If one knows the horrifying realities of China and the Korean Peninsula from the past to the present, one can understand why the resolution condemning Japan, scripted in America by anti-Japanese lobbyists, came to contain such absurd expressions.
This resolution was unmistakably something that the countries directly concerned in China and the Korean Peninsula had written toward themselves.
At that time, although this content was reported on a large scale overseas, Japan’s major mass media refrained from reporting it, so it is truly regrettable that some happy-go-lucky Japanese people did not even know that America had labeled their ancestors as having committed the great crime of “one of the largest cases of human trafficking in the twentieth century.”

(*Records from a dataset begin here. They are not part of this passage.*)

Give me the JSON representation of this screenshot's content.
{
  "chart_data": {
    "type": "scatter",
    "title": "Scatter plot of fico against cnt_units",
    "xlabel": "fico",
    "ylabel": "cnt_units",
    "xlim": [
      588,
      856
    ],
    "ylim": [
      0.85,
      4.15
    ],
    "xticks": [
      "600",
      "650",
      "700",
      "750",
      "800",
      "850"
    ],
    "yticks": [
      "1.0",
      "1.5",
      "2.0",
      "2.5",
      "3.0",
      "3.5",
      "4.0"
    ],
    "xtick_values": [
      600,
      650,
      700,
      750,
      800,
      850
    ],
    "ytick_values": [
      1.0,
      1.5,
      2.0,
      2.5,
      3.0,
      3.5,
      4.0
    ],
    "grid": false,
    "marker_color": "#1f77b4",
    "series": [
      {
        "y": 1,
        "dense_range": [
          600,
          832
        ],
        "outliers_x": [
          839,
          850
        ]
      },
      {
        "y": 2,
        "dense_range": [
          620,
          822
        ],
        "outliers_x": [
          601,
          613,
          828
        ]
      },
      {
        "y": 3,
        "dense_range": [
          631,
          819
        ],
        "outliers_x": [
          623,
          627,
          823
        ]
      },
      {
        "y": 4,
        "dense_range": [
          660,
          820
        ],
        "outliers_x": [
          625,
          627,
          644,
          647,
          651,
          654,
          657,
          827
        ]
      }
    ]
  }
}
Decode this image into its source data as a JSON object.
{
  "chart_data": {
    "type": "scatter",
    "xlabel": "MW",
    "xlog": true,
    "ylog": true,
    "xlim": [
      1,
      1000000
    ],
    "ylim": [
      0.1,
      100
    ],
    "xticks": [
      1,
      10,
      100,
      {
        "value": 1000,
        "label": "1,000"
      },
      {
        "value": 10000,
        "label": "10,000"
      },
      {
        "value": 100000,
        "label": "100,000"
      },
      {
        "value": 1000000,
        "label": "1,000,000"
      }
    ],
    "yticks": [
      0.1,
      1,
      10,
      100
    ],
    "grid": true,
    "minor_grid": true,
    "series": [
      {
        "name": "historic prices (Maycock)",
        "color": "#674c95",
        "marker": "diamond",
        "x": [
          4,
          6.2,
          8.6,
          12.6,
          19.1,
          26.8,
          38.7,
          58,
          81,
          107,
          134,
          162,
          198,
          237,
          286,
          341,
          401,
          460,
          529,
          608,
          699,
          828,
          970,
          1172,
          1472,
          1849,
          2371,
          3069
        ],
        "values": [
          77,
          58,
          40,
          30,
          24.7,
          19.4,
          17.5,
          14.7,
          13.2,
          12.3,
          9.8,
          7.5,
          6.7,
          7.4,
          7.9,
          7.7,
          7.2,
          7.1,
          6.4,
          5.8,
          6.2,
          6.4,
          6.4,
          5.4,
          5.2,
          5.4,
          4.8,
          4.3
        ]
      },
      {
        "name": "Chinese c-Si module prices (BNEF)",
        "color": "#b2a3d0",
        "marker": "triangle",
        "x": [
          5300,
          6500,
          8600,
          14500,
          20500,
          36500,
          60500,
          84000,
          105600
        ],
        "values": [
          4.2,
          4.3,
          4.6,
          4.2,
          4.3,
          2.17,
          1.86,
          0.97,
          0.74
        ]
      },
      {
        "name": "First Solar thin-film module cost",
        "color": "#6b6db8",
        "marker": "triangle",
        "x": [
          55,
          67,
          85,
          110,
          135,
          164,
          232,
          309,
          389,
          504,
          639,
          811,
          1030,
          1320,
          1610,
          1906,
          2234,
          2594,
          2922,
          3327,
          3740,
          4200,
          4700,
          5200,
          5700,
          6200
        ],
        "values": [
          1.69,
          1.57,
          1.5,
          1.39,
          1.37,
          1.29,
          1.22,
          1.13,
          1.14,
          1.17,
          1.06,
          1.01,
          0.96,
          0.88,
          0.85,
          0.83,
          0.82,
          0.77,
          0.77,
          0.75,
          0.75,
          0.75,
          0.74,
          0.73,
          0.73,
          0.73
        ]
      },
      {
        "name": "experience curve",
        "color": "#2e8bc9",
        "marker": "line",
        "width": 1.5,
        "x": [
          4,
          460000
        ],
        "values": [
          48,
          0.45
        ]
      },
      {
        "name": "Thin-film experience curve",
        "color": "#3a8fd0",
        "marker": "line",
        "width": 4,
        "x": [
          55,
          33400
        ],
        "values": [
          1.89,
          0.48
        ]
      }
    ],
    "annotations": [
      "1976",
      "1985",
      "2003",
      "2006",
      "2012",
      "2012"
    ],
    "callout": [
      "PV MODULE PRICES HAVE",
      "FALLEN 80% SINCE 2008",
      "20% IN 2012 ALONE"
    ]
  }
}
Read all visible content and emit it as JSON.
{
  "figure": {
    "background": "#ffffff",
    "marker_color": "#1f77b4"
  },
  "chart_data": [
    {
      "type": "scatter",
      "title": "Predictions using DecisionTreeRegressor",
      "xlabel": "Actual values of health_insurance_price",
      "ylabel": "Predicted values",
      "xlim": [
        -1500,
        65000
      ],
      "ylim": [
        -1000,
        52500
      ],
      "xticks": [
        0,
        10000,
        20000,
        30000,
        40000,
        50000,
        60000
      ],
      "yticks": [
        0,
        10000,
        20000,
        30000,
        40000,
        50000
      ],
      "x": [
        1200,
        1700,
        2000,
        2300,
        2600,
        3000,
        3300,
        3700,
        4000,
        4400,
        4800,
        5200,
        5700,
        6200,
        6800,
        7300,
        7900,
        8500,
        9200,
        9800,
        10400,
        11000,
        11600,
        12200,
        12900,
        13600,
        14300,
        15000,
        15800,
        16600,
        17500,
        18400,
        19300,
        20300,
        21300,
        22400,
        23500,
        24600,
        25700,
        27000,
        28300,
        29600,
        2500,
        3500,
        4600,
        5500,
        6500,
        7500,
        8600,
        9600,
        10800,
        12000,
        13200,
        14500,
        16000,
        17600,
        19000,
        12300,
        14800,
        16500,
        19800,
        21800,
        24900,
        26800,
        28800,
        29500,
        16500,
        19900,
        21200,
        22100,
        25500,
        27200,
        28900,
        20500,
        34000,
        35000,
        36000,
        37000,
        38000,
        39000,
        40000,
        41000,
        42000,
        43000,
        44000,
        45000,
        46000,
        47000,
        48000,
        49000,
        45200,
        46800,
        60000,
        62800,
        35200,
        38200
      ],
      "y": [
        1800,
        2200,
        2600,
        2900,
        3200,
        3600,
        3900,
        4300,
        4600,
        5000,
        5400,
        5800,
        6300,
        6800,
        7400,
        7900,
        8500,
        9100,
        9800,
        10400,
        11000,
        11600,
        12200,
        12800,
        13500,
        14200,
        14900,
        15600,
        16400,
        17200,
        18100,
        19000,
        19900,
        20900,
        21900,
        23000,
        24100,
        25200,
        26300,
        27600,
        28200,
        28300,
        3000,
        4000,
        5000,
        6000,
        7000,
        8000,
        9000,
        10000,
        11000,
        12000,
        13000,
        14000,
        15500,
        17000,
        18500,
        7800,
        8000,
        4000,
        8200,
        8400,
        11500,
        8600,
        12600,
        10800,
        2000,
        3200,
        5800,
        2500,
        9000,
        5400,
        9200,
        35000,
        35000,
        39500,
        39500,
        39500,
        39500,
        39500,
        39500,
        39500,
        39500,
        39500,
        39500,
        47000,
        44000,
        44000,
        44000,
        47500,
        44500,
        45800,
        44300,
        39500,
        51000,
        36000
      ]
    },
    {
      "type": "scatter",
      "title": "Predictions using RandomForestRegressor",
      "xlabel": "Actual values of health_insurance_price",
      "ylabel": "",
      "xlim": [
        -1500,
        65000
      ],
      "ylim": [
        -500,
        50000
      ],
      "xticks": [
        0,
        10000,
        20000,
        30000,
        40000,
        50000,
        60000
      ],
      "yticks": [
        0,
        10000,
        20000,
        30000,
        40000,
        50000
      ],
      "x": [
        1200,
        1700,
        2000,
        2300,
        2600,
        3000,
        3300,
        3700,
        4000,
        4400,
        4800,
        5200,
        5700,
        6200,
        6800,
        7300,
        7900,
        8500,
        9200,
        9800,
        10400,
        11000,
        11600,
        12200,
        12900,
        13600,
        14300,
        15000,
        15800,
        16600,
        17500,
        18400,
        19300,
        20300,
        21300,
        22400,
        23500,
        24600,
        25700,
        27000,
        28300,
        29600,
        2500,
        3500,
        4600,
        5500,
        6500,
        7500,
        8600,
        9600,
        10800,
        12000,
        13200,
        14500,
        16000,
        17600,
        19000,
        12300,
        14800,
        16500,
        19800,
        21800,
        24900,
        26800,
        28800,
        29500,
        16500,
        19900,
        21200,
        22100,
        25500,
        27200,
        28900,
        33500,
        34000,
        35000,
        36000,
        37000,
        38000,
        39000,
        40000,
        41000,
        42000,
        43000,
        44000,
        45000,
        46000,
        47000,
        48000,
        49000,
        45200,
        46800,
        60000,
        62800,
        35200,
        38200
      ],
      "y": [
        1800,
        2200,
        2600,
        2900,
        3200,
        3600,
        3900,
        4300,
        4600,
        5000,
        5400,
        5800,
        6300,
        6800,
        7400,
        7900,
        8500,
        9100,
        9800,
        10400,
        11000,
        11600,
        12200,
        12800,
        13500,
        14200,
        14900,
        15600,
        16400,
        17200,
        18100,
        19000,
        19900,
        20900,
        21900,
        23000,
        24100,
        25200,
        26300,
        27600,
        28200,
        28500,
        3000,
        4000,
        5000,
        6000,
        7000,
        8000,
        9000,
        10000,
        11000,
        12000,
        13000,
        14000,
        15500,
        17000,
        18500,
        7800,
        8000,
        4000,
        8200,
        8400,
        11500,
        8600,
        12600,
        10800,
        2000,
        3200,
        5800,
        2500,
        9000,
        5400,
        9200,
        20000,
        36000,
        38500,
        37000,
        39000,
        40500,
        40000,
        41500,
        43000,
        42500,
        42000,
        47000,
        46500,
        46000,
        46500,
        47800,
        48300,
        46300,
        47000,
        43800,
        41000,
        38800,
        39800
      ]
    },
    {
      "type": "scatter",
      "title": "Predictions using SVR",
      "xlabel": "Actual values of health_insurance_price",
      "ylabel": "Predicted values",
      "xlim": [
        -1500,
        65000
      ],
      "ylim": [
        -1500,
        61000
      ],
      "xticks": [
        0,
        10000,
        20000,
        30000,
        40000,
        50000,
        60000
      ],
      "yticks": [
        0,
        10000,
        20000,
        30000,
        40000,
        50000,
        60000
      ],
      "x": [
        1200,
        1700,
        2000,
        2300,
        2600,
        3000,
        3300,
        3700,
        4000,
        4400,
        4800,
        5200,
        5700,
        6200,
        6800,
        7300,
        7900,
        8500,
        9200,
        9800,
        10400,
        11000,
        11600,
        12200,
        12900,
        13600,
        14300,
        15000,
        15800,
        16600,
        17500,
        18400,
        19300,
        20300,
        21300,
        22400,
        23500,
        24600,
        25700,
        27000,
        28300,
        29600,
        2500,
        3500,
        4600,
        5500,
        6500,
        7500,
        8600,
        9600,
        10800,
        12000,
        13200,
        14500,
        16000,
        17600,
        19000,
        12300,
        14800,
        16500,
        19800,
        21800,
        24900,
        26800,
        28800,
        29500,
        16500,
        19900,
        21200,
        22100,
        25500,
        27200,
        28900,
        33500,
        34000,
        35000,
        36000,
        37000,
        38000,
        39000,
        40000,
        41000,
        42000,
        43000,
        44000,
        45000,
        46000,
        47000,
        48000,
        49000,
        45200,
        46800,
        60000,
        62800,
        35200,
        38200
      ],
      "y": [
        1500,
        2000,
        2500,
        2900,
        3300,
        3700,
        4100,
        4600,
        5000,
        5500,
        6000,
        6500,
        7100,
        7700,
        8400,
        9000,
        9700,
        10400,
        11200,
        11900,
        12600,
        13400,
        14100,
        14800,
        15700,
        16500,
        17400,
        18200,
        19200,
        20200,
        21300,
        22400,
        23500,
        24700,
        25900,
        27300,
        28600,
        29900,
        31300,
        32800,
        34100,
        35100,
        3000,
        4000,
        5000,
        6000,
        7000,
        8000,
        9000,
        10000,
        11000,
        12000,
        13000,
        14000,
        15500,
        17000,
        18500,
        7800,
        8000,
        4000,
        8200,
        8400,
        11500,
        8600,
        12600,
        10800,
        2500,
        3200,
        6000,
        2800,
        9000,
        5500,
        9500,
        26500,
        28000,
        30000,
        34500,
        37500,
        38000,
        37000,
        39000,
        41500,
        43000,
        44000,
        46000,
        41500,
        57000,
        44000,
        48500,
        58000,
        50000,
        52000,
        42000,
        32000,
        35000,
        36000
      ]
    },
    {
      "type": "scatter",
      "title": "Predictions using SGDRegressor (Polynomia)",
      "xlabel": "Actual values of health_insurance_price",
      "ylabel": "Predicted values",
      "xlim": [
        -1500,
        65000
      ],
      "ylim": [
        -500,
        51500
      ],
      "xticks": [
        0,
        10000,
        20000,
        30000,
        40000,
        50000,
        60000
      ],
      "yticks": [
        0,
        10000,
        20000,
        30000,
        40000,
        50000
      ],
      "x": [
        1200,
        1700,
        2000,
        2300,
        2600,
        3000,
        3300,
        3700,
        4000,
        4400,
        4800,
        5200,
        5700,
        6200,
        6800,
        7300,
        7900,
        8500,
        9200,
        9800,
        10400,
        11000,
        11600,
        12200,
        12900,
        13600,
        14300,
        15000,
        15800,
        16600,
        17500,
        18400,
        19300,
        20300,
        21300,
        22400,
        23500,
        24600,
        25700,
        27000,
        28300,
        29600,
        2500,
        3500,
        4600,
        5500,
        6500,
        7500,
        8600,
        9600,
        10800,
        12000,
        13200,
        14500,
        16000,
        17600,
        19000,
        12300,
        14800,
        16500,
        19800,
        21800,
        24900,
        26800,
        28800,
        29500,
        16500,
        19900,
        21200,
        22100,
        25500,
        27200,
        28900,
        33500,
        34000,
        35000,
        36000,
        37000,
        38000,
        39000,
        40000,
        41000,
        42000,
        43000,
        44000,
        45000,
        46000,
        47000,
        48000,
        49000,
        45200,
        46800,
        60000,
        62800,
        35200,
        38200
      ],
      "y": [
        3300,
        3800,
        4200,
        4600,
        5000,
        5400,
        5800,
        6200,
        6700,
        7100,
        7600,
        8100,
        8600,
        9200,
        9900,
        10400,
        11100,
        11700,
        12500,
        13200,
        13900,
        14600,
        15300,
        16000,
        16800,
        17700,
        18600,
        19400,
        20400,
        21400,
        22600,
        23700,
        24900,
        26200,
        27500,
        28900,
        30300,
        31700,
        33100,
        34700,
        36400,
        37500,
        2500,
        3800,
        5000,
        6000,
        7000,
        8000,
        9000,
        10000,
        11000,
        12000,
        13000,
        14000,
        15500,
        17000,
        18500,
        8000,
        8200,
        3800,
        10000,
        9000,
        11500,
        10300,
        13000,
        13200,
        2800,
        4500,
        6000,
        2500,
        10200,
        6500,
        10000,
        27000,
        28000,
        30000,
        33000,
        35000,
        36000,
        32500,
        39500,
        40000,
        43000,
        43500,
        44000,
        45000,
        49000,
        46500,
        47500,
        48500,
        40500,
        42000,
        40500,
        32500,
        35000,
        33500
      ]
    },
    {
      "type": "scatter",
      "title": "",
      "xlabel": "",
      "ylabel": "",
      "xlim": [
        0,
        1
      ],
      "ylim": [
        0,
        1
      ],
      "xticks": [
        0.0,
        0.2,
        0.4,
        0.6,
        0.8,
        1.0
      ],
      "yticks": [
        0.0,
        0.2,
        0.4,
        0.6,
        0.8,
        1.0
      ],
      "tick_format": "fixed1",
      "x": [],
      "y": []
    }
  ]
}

Finally, I would like to introduce words muttered by a Korean to Miura Kotaro, a critic familiar with the situation of North Korean defectors.
“Only a few dozen comfort women are alive now.
However, in China today, probably by the hundreds of thousands, women of our own people are being forced into human trafficking and sale.
If the Sunshine Policy that supports North Korea and the support for comfort women were used to help refugee women who are suffering now, how many women’s human rights could be saved?”
I would very much like the activists of the comfort women issue to face these words directly.
When the whole picture of the comfort women issue eventually becomes clear, the world will turn a severe gaze on the merits and demerits of those activists.